In the meantime, in March 1982, between the date of the divorce trial and the date the judgment was formally entered, plaintiff consulted her present attorney respecting her tort claim. The complaint asserting that claim was filed and served in September 1982. Defendant filed his answer on October 4, 1982, during the pendency of the post-judgment proceedings in the divorce action and prior to the date of entry of the concluding consent order therein. A tortuous procedural course then ensued which finally resulted in this dismissal of the tort claim two-and-a-half years later.

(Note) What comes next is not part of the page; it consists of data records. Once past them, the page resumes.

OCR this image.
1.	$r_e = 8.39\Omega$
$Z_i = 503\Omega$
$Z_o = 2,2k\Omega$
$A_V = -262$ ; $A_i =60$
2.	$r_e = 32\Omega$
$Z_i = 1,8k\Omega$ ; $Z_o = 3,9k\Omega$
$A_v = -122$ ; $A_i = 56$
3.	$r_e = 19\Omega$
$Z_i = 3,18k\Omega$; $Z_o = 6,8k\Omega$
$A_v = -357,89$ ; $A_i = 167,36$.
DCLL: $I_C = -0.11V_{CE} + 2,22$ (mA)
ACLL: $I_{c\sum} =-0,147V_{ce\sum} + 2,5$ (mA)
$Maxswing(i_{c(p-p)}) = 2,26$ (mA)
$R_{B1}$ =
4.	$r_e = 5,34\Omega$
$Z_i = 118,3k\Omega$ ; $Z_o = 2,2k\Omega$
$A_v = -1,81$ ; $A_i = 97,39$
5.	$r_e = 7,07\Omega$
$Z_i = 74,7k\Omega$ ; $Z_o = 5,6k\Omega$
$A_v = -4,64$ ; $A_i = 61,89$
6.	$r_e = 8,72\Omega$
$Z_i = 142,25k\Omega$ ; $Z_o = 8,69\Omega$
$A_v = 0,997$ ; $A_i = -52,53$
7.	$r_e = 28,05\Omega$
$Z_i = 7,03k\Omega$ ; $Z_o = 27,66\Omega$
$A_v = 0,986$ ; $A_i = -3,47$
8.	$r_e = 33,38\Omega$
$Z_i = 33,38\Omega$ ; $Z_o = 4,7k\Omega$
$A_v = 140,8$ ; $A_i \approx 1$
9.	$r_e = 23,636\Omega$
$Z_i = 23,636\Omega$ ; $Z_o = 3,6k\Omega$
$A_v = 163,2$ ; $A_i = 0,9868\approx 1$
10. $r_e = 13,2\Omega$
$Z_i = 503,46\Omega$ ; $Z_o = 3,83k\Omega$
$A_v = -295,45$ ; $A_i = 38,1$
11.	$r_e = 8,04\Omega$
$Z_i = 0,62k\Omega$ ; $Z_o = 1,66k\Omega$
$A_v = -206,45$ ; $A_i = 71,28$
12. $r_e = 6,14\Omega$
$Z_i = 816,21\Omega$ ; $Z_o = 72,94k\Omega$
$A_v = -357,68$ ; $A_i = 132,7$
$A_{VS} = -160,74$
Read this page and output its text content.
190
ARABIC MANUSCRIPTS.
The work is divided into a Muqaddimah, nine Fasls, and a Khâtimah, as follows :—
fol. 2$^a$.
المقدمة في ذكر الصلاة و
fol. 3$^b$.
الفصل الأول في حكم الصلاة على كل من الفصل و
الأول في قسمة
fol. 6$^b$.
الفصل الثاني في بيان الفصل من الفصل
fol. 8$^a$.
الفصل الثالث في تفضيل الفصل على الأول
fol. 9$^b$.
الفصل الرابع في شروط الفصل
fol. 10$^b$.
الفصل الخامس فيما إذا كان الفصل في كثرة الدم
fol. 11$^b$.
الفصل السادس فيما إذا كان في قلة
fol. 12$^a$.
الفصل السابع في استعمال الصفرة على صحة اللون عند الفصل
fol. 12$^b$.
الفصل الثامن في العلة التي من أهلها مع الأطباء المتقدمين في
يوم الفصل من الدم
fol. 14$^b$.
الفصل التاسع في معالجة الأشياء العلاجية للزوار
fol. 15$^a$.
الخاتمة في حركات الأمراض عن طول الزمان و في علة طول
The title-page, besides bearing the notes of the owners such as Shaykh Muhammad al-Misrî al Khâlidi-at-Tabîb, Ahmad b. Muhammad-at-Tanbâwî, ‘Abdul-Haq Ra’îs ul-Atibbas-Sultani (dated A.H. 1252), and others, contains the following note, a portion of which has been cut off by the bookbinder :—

The parties engaged in pretrial discovery during the first 18 months of the pendency of the tort action. The case was scheduled for trial on March 5, 1984 but was adjourned on motion of plaintiff's attorney because of her peremptory criminal trial commitments. By some mishap, apparently resulting from communication problems between the court and counsel, the matter was again listed on the daily call for March 22, 1984. Counsel failed to appear since she was unaware of the listing, *377 and the action was dismissed. It was, however, reinstated on May 16, 1984, on plaintiff's application on notice to defendant and over his apparent objection.

The case did not, however, then proceed to trial since shortly after the reinstatement order, defendant filed a petition with the United States Bankruptcy Court pursuant to Chapter 13 of the federal bankruptcy statute, 11 U.S.C.A. § 1301, et seq. (wage-earner's plan). The filing of that petition resulted in the usual order of the bankruptcy court staying all state court proceedings, including this action, which was then placed on the inactive list. Plaintiff, inferring from the defendant's filed bankruptcy plan that the sole purpose of the petition was to obtain a discharge of any obligation which might ensue from this action, moved in the bankruptcy court for an order declaring that obligation to be non-dischargeable. Plaintiff was apparently correct in her inference since defendant's response to her motion was the filing of an application in the bankruptcy court in November 1984 withdrawing his petition. Consequently, on plaintiff's motion this action was restored to the active trial list in December 1984.